Now my Subaru... my current car, my third car, what I wanted to be my last car is making its mortality known and well-apparent. I never thought that I would have to have a contingency plan. I always thought that it would live forever. The run has been good, Subie. At 163k it has to have its first major, devastating repair (devasting primarily for my wallet). The clutch finally wore out. Now, that is impressive. What is depressive is that the gasket head must be replaced and this defect is common in all Subarus; Subaru owners brag about their wagons with 300k miles, how they would survive the nuclear holocaust ... but just like everything else, they wear out. They are not immune to this world, if anything they are more susceptible to its elements than we are. I have driven it into the ground, so to speak. Is that any way to treat someone so important?
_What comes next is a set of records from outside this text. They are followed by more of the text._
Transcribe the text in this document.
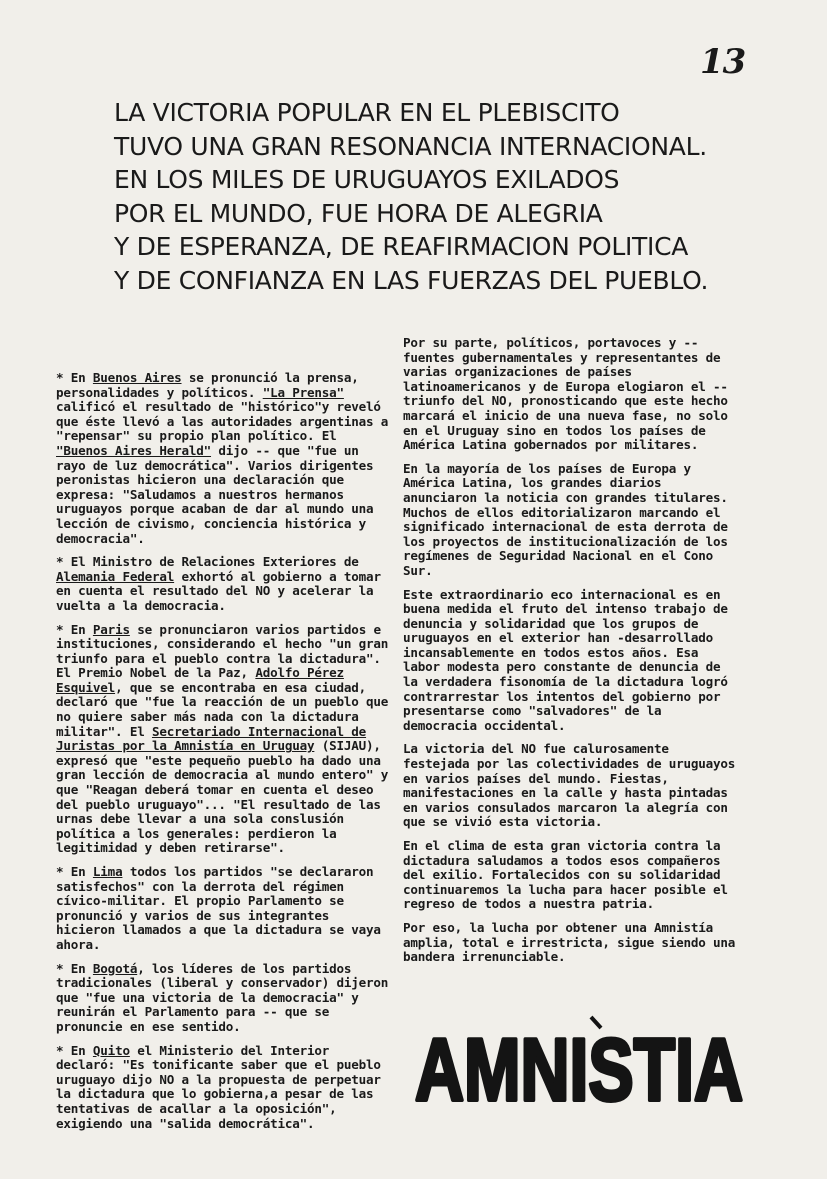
13
LA VICTORIA POPULAR EN EL PLEBISCITO
TUVO UNA GRAN RESONANCIA INTERNACIONAL.
EN LOS MILES DE URUGUAYOS EXILADOS
POR EL MUNDO, FUE HORA DE ALEGRIA
Y DE ESPERANZA, DE REAFIRMACION POLITICA
Y DE CONFIANZA EN LAS FUERZAS DEL PUEBLO.

* En Buenos Aires se pronunció la prensa, personalidades y políticos. "La Prensa" calificó el resultado de "histórico"y reveló que éste llevó a las autoridades argentinas a "repensar" su propio plan político. El "Buenos Aires Herald" dijo -- que "fue un rayo de luz democrática". Varios dirigentes peronistas hicieron una declaración que expresa: "Saludamos a nuestros hermanos uruguayos porque acaban de dar al mundo una lección de civismo, conciencia histórica y democracia".

* El Ministro de Relaciones Exteriores de Alemania Federal exhortó al gobierno a tomar en cuenta el resultado del NO y acelerar la vuelta a la democracia.

* En Paris se pronunciaron varios partidos e instituciones, considerando el hecho "un gran triunfo para el pueblo contra la dictadura". El Premio Nobel de la Paz, Adolfo Pérez Esquivel, que se encontraba en esa ciudad, declaró que "fue la reacción de un pueblo que no quiere saber más nada con la dictadura militar". El Secretariado Internacional de Juristas por la Amnistía en Uruguay (SIJAU), expresó que "este pequeño pueblo ha dado una gran lección de democracia al mundo entero" y que "Reagan deberá tomar en cuenta el deseo del pueblo uruguayo"... "El resultado de las urnas debe llevar a una sola conslusión política a los generales: perdieron la legitimidad y deben retirarse".

* En Lima todos los partidos "se declararon satisfechos" con la derrota del régimen cívico-militar. El propio Parlamento se pronunció y varios de sus integrantes hicieron llamados a que la dictadura se vaya ahora.

* En Bogotá, los líderes de los partidos tradicionales (liberal y conservador) dijeron que "fue una victoria de la democracia" y reunirán el Parlamento para -- que se pronuncie en ese sentido.

* En Quito el Ministerio del Interior declaró: "Es tonificante saber que el pueblo uruguayo dijo NO a la propuesta de perpetuar la dictadura que lo gobierna,a pesar de las tentativas de acallar a la oposición", exigiendo una "salida democrática".

Por su parte, políticos, portavoces y -- fuentes gubernamentales y representantes de varias organizaciones de países latinoamericanos y de Europa elogiaron el -- triunfo del NO, pronosticando que este hecho marcará el inicio de una nueva fase, no solo en el Uruguay sino en todos los países de América Latina gobernados por militares.

En la mayoría de los países de Europa y América Latina, los grandes diarios anunciaron la noticia con grandes titulares. Muchos de ellos editorializaron marcando el significado internacional de esta derrota de los proyectos de institucionalización de los regímenes de Seguridad Nacional en el Cono Sur.

Este extraordinario eco internacional es en buena medida el fruto del intenso trabajo de denuncia y solidaridad que los grupos de uruguayos en el exterior han -desarrollado incansablemente en todos estos años. Esa labor modesta pero constante de denuncia de la verdadera fisonomía de la dictadura logró contrarrestar los intentos del gobierno por presentarse como "salvadores" de la democracia occidental.

La victoria del NO fue calurosamente festejada por las colectividades de uruguayos en varios países del mundo. Fiestas, manifestaciones en la calle y hasta pintadas en varios consulados marcaron la alegría con que se vivió esta victoria.

En el clima de esta gran victoria contra la dictadura saludamos a todos esos compañeros del exilio. Fortalecidos con su solidaridad continuaremos la lucha para hacer posible el regreso de todos a nuestra patria.

Por eso, la lucha por obtener una Amnistía amplia, total e irrestricta, sigue siendo una bandera irrenunciable.

AMNISTIA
Given the prognosis, I panicked. My first reaction was extreme hopelessness. When my car wouldn't move, I cried and dropped a few f-bombs and thought that beating the living hell out of it would help. I became angry and I refused to forgive the car and Googled all of its downfalls and decided that it was good for nothing, good for scrap and that my state of poverty would leave me carless, would complicate my life. This car isn't even mine. I didn't buy this car and yet, it means too much. I am stuck with it and when I cough up the money, albeit plastic money, tomorrow, I will probably cry and fall into a state of agitation, stare into space and grieve.
But I'm ready for the future now and know that if I truly love it, then I must be prepared to let it go.